Getting new hires on board takes time, and Bremby said the department is also examining how it hires. Until now, recruitment had been done separately by DSS’ three regional human resources offices. Officials have begun to centralize the process.
“I hesitate to say this, but we’re trying to make changes and correct the collateral damage of decades of lack of investment, and we can’t do that in a year,” Bremby said.
Into another century
The modernization effort Bremby touts is slated to roll out in phases, taking a total of 16 months from its Nov. 28, 2011, start and ultimately giving people the ability to apply for benefits or provide updates to the department online. Bremby said most of the changes are scheduled to be in place this year. There’s also a project under way, officially launched Friday, to replace the department’s eligibility management system that dates to 1989.
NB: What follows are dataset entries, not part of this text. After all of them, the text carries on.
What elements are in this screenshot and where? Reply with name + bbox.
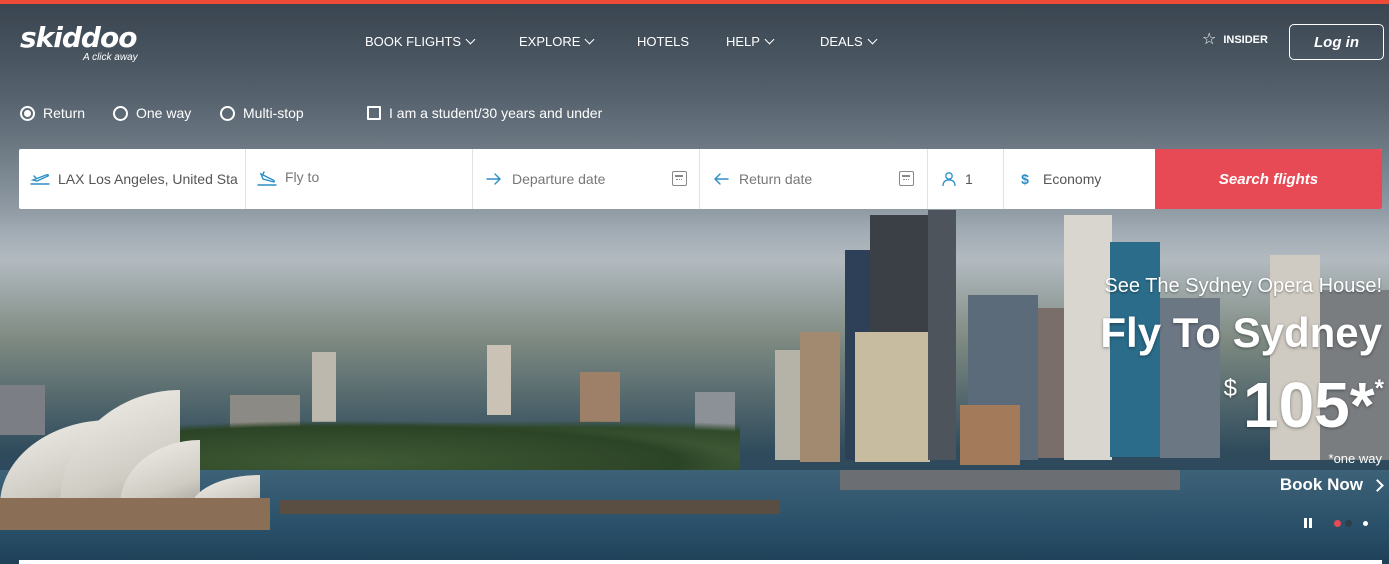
opera-house-illustration — [0, 380, 270, 530]
user-icon — [939, 170, 959, 188]
calendar-icon[interactable] — [899, 171, 914, 186]
trip-type-one-way[interactable]: One way — [113, 105, 191, 121]
plane-takeoff-icon — [30, 170, 50, 188]
trip-type-multi-stop[interactable]: Multi-stop — [220, 105, 304, 121]
to-input[interactable] — [285, 169, 465, 185]
nav-label: HOTELS — [637, 34, 690, 49]
checkbox-icon — [367, 106, 381, 120]
dollar-icon: $ — [1021, 171, 1029, 187]
arrow-left-icon — [711, 170, 731, 188]
nav-deals[interactable]: DEALS — [820, 34, 878, 49]
promo-subtitle: See The Sydney Opera House! — [1104, 275, 1382, 297]
radio-selected-icon — [20, 105, 35, 121]
from-field[interactable]: LAX Los Angeles, United States — [19, 149, 246, 209]
ferry-pier — [840, 470, 1180, 490]
book-now-link[interactable]: Book Now — [1279, 475, 1384, 495]
search-flights-button[interactable]: Search flights — [1155, 149, 1382, 209]
promo-note: *one way — [1328, 451, 1382, 466]
trip-type-label: Return — [43, 105, 86, 121]
chevron-down-icon — [764, 34, 775, 44]
insider-label: INSIDER — [1223, 34, 1268, 46]
carousel-controls — [1303, 518, 1383, 530]
nav-hotels[interactable]: HOTELS — [637, 34, 689, 49]
price-asterisk: * — [1374, 375, 1384, 402]
promo-price: $105** — [1224, 367, 1384, 443]
logo-wordmark: skiddoo — [20, 21, 137, 54]
promo-title: Fly To Sydney — [1100, 309, 1382, 356]
trip-type-label: Multi-stop — [243, 105, 304, 121]
nav-book-flights[interactable]: BOOK FLIGHTS — [365, 34, 476, 49]
cabin-class-value: Economy — [1043, 171, 1102, 187]
trip-type-label: One way — [136, 105, 192, 121]
chevron-down-icon — [465, 34, 476, 44]
cabin-class-field[interactable]: $ Economy — [1004, 149, 1155, 209]
insider-link[interactable]: ☆ INSIDER — [1202, 31, 1268, 48]
return-date-field[interactable]: Return date — [700, 149, 928, 209]
calendar-icon[interactable] — [672, 171, 687, 186]
return-placeholder: Return date — [739, 171, 813, 187]
carousel-dot[interactable] — [1363, 521, 1368, 526]
departure-placeholder: Departure date — [512, 171, 606, 187]
price-amount: 105* — [1242, 369, 1375, 441]
from-value: LAX Los Angeles, United States — [58, 171, 238, 187]
passenger-count: 1 — [965, 171, 973, 187]
waterfront-walk — [280, 500, 780, 514]
plane-landing-icon — [257, 170, 277, 188]
passengers-field[interactable]: 1 — [928, 149, 1004, 209]
price-currency: $ — [1223, 375, 1237, 402]
nav-label: DEALS — [820, 34, 863, 49]
top-accent-line — [0, 0, 1389, 4]
nav-label: BOOK FLIGHTS — [365, 34, 462, 49]
radio-icon — [113, 105, 128, 121]
login-button[interactable]: Log in — [1289, 24, 1384, 60]
carousel-dot[interactable] — [1345, 520, 1352, 527]
pause-icon[interactable] — [1303, 518, 1313, 528]
nav-label: HELP — [726, 34, 760, 49]
student-checkbox[interactable]: I am a student/30 years and under — [367, 105, 602, 121]
student-label: I am a student/30 years and under — [389, 105, 603, 121]
chevron-down-icon — [867, 34, 878, 44]
to-field[interactable] — [246, 149, 473, 209]
logo-tagline: A click away — [83, 52, 138, 63]
departure-date-field[interactable]: Departure date — [473, 149, 700, 209]
nav-help[interactable]: HELP — [726, 34, 775, 49]
chevron-right-icon — [1371, 478, 1384, 492]
trip-type-return[interactable]: Return — [20, 105, 85, 121]
content-panel-edge — [19, 560, 1382, 564]
star-icon: ☆ — [1202, 31, 1217, 48]
nav-explore[interactable]: EXPLORE — [519, 34, 595, 49]
flight-search-form: LAX Los Angeles, United States Departure… — [19, 149, 1382, 209]
chevron-down-icon — [584, 34, 595, 44]
skiddoo-logo[interactable]: skiddoo A click away — [20, 21, 138, 64]
arrow-right-icon — [484, 170, 504, 188]
radio-icon — [220, 105, 235, 121]
book-now-label: Book Now — [1279, 475, 1363, 494]
carousel-dot-active[interactable] — [1334, 520, 1341, 527]
nav-label: EXPLORE — [519, 34, 581, 49]
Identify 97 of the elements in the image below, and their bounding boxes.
By May, every DSS office is scheduled to have an interactive phone system that allows people who call in to access information on their cases, or more general information, without having to wait to speak to a person, like the eligibility workers in King’s office.
Four regional offices have the new phone systems already and Bremby said they’re resolving 40 percent of the phone calls without a worker having to answer. Bremby said workers in those offices have reported that the phones aren’t ringing as much as they used to, and that they can actually get work done, while clients have said they got the information they needed.
The schedule also calls for a “MyAccount” feature within six months that would allow someone to find out the status of his or her case through the DSS website and learn whether any additional documentation is needed.
By the end of 12 months, the department is scheduled to have a centralized way to access documents, reducing the need for paper case files and allowing a worker in one office to answer case-specific questions for a client calling from another region. The department would also have a centralized benefits center to address incoming calls and serve clients throughout the state.
Although he expects the department to ultimately do more, Bremby acknowledged that much of the work will be to catch up.
“It brings us into, OK, the 20th century,” he said.